Garry Leinbach’s description of their relationship is quite different. Although admitting that he has a problem with his temper and sometimes resorted to violence, he blamed Kenny for inciting him.

“Psychological abuse can leave scars too, you know,” he said.

“She knew how to press all my buttons,” Leinbach, 20, said in a telephone interview before he was sentenced. “She wanted to be hit. Something wasn’t right (to her) unless she was hit.”

He described their relationship as a battle for control: “Some weeks, she’d be on top of the relationship; other weeks, I’d be on top.”

Leinbach claimed that Kenny was “promiscuous” and that she “lied, cheated on me and stole from me.” (Kenny strongly denied those accusations.) Reacting to her behavior, he said, “I might have slapped her some, but not with a closed fist.”

Advertisement

At times, Leinbach made an effort to stress that he is taking responsibility for his actions.

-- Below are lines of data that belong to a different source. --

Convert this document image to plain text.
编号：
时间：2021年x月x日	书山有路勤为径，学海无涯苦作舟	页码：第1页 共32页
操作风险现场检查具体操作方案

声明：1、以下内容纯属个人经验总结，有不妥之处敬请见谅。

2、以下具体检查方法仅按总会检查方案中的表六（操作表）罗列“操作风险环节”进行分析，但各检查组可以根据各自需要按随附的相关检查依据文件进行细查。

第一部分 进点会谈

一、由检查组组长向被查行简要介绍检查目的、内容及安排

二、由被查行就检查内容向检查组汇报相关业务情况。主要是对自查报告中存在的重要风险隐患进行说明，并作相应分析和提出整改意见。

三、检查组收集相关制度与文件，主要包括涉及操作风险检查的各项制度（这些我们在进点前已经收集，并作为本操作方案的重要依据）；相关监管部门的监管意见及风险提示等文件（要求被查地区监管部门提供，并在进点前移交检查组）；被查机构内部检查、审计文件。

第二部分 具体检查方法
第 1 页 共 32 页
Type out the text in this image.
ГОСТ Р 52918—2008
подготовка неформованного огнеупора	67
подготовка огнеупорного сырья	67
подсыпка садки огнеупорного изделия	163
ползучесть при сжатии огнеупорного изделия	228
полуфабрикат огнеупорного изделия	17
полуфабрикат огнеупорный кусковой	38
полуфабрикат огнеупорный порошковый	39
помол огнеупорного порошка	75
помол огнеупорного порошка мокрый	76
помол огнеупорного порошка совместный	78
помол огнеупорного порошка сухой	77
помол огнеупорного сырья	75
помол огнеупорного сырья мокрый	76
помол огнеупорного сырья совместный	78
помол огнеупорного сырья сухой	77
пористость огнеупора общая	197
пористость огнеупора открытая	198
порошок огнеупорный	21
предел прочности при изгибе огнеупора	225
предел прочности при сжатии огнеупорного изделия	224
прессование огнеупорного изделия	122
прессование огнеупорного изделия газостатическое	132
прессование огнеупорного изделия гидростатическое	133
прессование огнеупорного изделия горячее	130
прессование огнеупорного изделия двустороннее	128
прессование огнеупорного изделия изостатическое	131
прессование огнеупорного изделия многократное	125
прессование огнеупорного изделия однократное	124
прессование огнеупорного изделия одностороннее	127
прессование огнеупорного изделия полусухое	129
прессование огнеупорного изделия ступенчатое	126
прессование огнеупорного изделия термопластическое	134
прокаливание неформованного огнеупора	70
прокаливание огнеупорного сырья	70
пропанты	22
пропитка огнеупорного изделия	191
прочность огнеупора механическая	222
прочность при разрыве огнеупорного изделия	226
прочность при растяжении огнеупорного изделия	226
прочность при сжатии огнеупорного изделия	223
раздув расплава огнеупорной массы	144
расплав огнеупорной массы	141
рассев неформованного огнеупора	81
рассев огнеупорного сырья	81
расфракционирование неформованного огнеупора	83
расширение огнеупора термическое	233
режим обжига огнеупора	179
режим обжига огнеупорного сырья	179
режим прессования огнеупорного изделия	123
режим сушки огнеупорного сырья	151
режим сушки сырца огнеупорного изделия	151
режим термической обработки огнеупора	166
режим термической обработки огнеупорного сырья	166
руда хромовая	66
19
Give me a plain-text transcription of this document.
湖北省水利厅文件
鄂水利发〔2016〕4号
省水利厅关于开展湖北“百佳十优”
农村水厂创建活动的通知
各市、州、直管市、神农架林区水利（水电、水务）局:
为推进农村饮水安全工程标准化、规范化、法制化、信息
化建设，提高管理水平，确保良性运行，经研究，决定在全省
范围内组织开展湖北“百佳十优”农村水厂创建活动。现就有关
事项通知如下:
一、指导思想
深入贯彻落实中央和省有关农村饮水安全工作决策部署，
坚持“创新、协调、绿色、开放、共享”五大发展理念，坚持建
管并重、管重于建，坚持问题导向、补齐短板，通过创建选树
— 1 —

“I want people to know I’m seeking help, I definitely regret it now,” he said. “I’m sorry and I really apologize to the entire United States.

“I’ve got to learn, when I get angry, to walk out of the room,” he said.

As for the Christmas eve incident, Leinbach said he remembers little because he had had 10 drinks and taken Xanax, a tranquilizer: “I haven’t even seen the pictures (of Kenny’s injuries). I don’t think I want to see them.”